The Facebook Train is Pulling Out of the Station Vs. Web Sites
Here's one thing I know having been on a tight budget for a while: I am a marketing professional and I have no Web site. Ludicrous? Yes. I have the domain names -- and pay every year to renew these so as not to lose them -- but have never had the opportunity -- i.e. funds -- to have the sites built to my picky satisfaction for http://www.ninedotsbranding.com and http://www.greekislesgallery.com.
This issue may have resolved itself, and quite handily and cost-efficiently I might add. In today's economy, the scenario du jour for so many of us due to layoffs, companies going belly up, and all types of dire and direr circumstances usually means one thing: there is no money to spare. But what about this catch-22? You have a business, service or product of your own to sell, but no money for marketing thus no influx of clients or customers, thus no money coming in for marketing...you get my drift in this vicious circle.
If you're on a shoestring budget but have a business or cottage industry of your own and need to promote it on the Internet, up until now there was one option: get a Web site. Not. So. Now.
My prediction: Facebook has the ability to outpace and render the "necessity" for a Web site obsolete. Why not? It's free; easy to set up, update and maintain on your own without hiring a Web designer; there are no annual fees for a domain name/peripherals; it has the power of the Internet worldwide behind it; you come up atop search-engine results (if you know enough about what to name your Facebook business page to do so), and the page/s can be done succinctly and attractively...shall I go on?!
The beast has landed, and its name is -- you guessed it -- Facebook. I say, like it or not, get on-board or get left behind!

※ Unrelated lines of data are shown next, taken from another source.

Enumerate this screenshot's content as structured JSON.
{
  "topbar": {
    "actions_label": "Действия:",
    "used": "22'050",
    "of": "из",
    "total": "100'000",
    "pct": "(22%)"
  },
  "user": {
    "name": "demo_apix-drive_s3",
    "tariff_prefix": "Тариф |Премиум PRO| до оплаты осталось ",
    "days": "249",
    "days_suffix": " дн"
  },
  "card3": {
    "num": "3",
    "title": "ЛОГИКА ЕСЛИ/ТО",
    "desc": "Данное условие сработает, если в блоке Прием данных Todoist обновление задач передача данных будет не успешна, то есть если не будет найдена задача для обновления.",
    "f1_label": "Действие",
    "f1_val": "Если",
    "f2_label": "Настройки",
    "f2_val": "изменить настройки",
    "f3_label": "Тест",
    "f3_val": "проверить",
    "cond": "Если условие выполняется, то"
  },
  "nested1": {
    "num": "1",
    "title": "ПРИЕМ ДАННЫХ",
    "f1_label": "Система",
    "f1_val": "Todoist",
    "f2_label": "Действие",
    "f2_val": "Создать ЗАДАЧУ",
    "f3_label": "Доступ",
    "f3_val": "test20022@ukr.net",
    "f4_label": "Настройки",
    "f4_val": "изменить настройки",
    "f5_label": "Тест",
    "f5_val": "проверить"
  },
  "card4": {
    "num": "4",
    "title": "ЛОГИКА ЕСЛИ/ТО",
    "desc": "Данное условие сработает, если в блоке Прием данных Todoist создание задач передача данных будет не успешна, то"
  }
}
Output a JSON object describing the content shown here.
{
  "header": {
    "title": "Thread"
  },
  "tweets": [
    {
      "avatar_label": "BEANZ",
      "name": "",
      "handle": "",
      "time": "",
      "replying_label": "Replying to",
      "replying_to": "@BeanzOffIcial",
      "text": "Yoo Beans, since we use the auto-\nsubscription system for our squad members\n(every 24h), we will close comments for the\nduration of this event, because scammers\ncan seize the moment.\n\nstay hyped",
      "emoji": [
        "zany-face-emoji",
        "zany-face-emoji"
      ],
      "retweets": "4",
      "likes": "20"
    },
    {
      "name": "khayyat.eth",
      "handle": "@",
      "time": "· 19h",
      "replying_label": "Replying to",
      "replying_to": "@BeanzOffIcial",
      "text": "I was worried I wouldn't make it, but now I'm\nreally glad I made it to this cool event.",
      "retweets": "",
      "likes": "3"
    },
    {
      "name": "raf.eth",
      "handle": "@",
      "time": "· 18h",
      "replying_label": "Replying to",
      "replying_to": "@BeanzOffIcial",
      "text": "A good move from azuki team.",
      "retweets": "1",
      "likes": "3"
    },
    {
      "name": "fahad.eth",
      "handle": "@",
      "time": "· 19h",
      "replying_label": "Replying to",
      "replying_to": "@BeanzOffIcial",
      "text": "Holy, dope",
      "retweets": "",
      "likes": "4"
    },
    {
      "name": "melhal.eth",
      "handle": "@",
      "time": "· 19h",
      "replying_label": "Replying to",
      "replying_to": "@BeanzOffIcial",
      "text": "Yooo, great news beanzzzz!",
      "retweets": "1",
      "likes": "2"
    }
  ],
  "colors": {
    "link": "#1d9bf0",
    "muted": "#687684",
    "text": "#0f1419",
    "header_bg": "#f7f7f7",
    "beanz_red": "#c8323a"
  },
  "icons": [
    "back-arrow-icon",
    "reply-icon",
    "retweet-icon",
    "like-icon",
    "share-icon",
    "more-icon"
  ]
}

P.S. For those of you who might be so distraught with your current economical situations, I know that of which I speak -- way too intimately. When you can muster up enough focus when not completely down and out and dark, you might consider a cottage industry. This is a business in which the production of goods or services is home-based. Make a list and write down everything you are good at and what things you are good at making. If your list comes up short you may also want to include anything you're interested in that you could learn how to do. Go through the list and consider the implications of making those items or providing that service. How much time will it take? How much will it cost? How much competition might you have? As you're doing research on different ideas, be sure to keep a notebook of any resources you come across or ideas you have. This will come in handy...when you are ready to forge ahead.